Our senses are important and we often passively pass them by, such as when we smell something good or bad. But, if we can use our senses on purpose, they can be a powerful tool in coping, explains Dr. Sell.

For example, our sense of smell impacts our limbic system (emotional center of the brain). Smell can help us remember memories (good and bad). So when you’re stressed or even depressed, grab an essential oil, something like orange or peppermint, and take a big puff from the bottle. It will instantly put a smile on your face and lift your mood in a positive way. Combine that with the words “I’m fine” and now you are creating an association between a smell and a positive mantra.

Four: stick to routines.

Our body is used to patterns and structure. We thrive on consistency, but the pandemic has made many things in our lives inconsistent: parents working from home, children doing school online. There is so much chaos around schedules that our brains are likely to pause in a fight or flight response when the next change occurs.

It’s important to create structure around your work and school day, says Dr. Sell. She recommends maintaining the same sleep-wake pattern by going to bed and getting up at the same times every day. “Don’t let the days get reluctant or you could put your emotions back in a state of chaos.”

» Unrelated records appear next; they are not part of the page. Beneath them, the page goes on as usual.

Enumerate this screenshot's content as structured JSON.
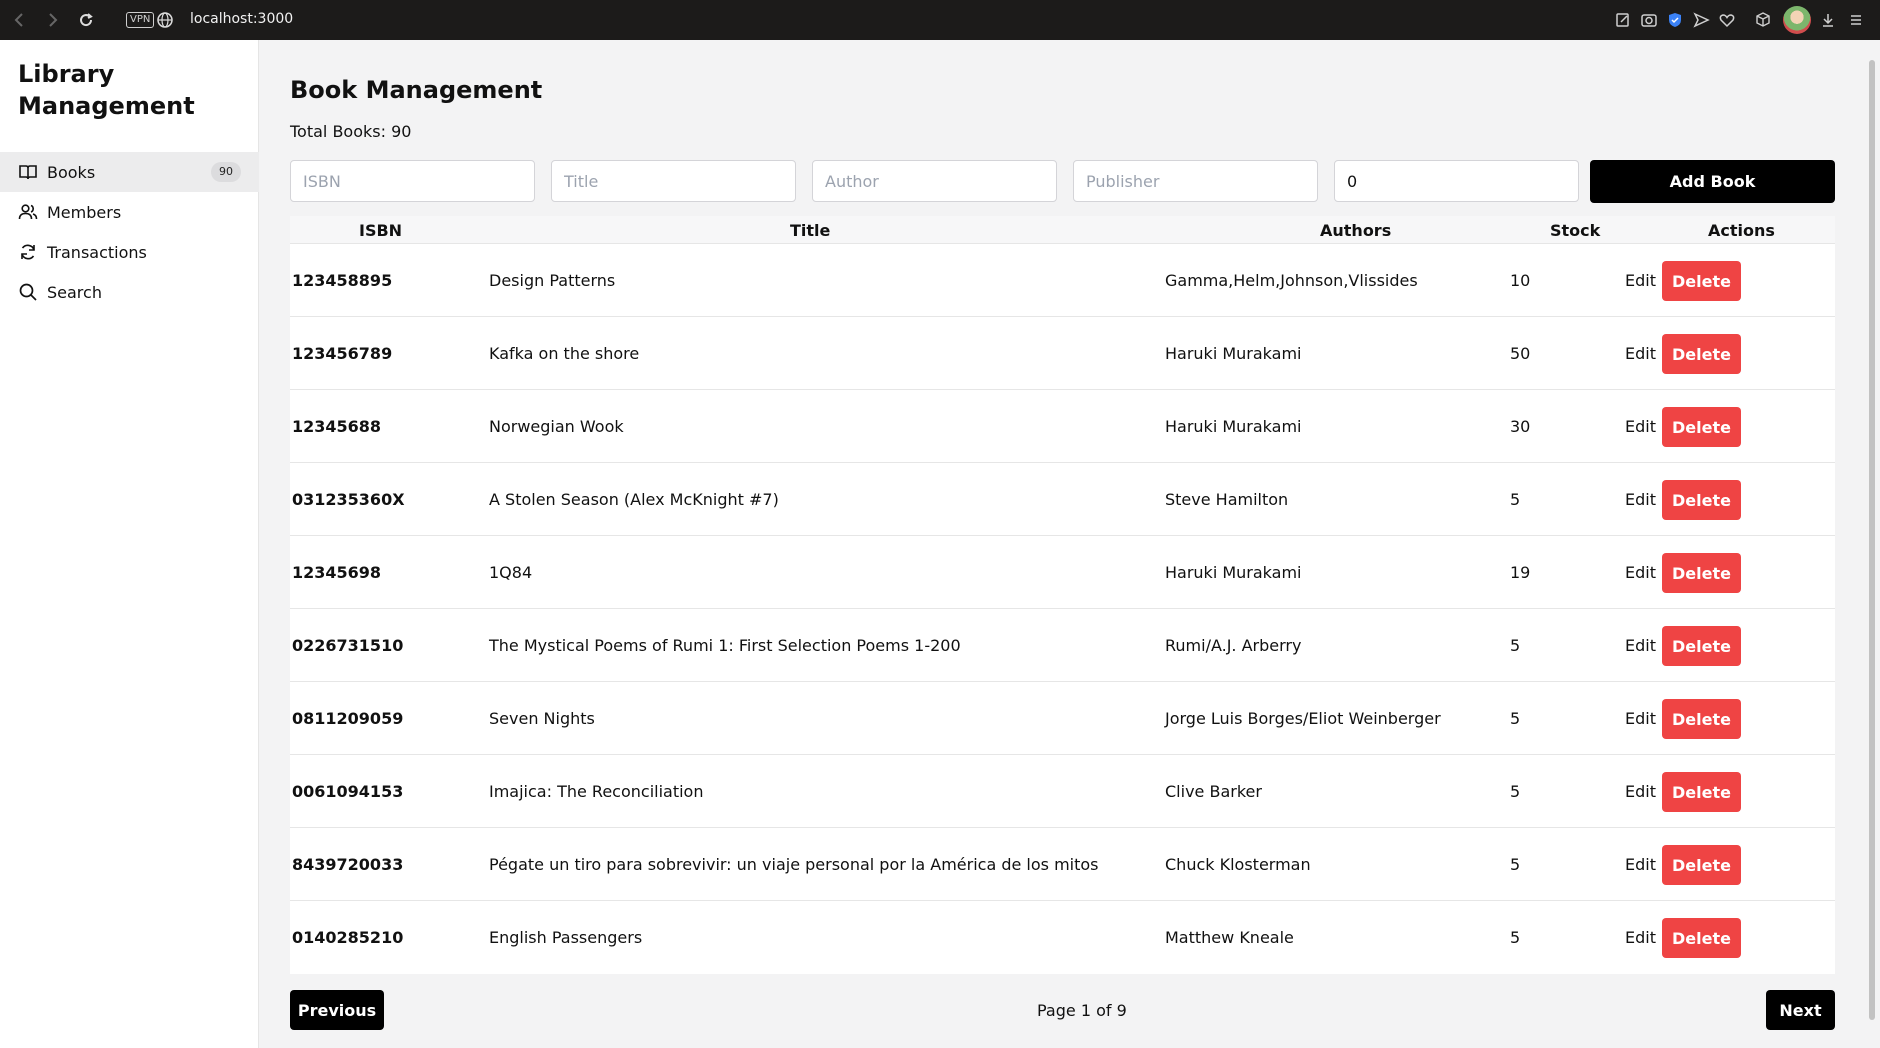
{
  "browser": {
    "url": "localhost:3000",
    "vpn_label": "VPN"
  },
  "sidebar": {
    "title": "Library Management",
    "items": [
      {
        "label": "Books",
        "icon": "book-icon",
        "badge": "90",
        "active": true
      },
      {
        "label": "Members",
        "icon": "users-icon"
      },
      {
        "label": "Transactions",
        "icon": "refresh-icon"
      },
      {
        "label": "Search",
        "icon": "search-icon"
      }
    ]
  },
  "main": {
    "title": "Book Management",
    "total_label": "Total Books: 90",
    "form": {
      "isbn_placeholder": "ISBN",
      "title_placeholder": "Title",
      "author_placeholder": "Author",
      "publisher_placeholder": "Publisher",
      "stock_value": "0",
      "add_label": "Add Book"
    },
    "table": {
      "headers": [
        "ISBN",
        "Title",
        "Authors",
        "Stock",
        "Actions"
      ],
      "edit_label": "Edit",
      "delete_label": "Delete",
      "rows": [
        {
          "isbn": "123458895",
          "title": "Design Patterns",
          "authors": "Gamma,Helm,Johnson,Vlissides",
          "stock": "10"
        },
        {
          "isbn": "123456789",
          "title": "Kafka on the shore",
          "authors": "Haruki Murakami",
          "stock": "50"
        },
        {
          "isbn": "12345688",
          "title": "Norwegian Wook",
          "authors": "Haruki Murakami",
          "stock": "30"
        },
        {
          "isbn": "031235360X",
          "title": "A Stolen Season (Alex McKnight #7)",
          "authors": "Steve Hamilton",
          "stock": "5"
        },
        {
          "isbn": "12345698",
          "title": "1Q84",
          "authors": "Haruki Murakami",
          "stock": "19"
        },
        {
          "isbn": "0226731510",
          "title": "The Mystical Poems of Rumi 1: First Selection Poems 1-200",
          "authors": "Rumi/A.J. Arberry",
          "stock": "5"
        },
        {
          "isbn": "0811209059",
          "title": "Seven Nights",
          "authors": "Jorge Luis Borges/Eliot Weinberger",
          "stock": "5"
        },
        {
          "isbn": "0061094153",
          "title": "Imajica: The Reconciliation",
          "authors": "Clive Barker",
          "stock": "5"
        },
        {
          "isbn": "8439720033",
          "title": "Pégate un tiro para sobrevivir: un viaje personal por la América de los mitos",
          "authors": "Chuck Klosterman",
          "stock": "5"
        },
        {
          "isbn": "0140285210",
          "title": "English Passengers",
          "authors": "Matthew Kneale",
          "stock": "5"
        }
      ]
    },
    "pager": {
      "prev_label": "Previous",
      "next_label": "Next",
      "page_label": "Page 1 of 9"
    }
  },
  "colors": {
    "delete": "#ef4444",
    "primary": "#000000",
    "active_nav": "#ececed"
  }
}
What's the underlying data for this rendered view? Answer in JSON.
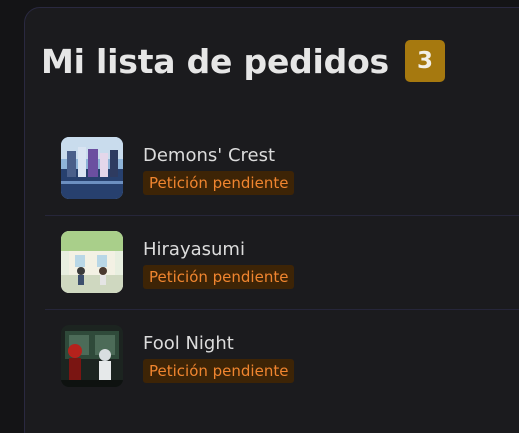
{
  "header": {
    "title": "Mi lista de pedidos",
    "count": "3"
  },
  "requests": [
    {
      "title": "Demons' Crest",
      "status": "Petición pendiente",
      "cover_icon": "demons-crest-cover"
    },
    {
      "title": "Hirayasumi",
      "status": "Petición pendiente",
      "cover_icon": "hirayasumi-cover"
    },
    {
      "title": "Fool Night",
      "status": "Petición pendiente",
      "cover_icon": "fool-night-cover"
    }
  ],
  "colors": {
    "badge": "#a6790f",
    "status_bg": "#3d2406",
    "status_text": "#f0852f"
  }
}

Five: Limit your screen time.

During Covid, screen time has been integrated into our day in a profoundly limitless way. From working from home to logging into school online, our eyes and minds have become weary with the screen. Dr. Sell suggests turning off screens at the same time every day. Also, think about a blue light blocking screen on your monitors or wearing blue light blocking glasses.

Another tip? Use textbooks, worksheets, or printed materials more often, and be sure to turn off your computers when you’re done with work or participating in school activities. In other words, don’t go from work to social media without a long break. Set a time limit in front of the screen during the day and be sure to turn off screens at least 2 hours before bedtime. Screen time interferes with serotonin production and therefore melatonin production, which will negatively affect your sleep.

Six: Connect.

Loneliness and isolation have become problematic during the pandemic. If you feel lonely or isolated from your friends or family, it is time to act. Fortunately, there are many ways to connect through live chats while watching a show on television or having in-person calls with family and friends. One thing I have seen is an increase in people joining support networks on social media to feel connected again. So using social media groups productively, rather than mindlessly scrolling, can help you feel more connected once again. However, if your loneliness turns to despair, seek professional help immediately.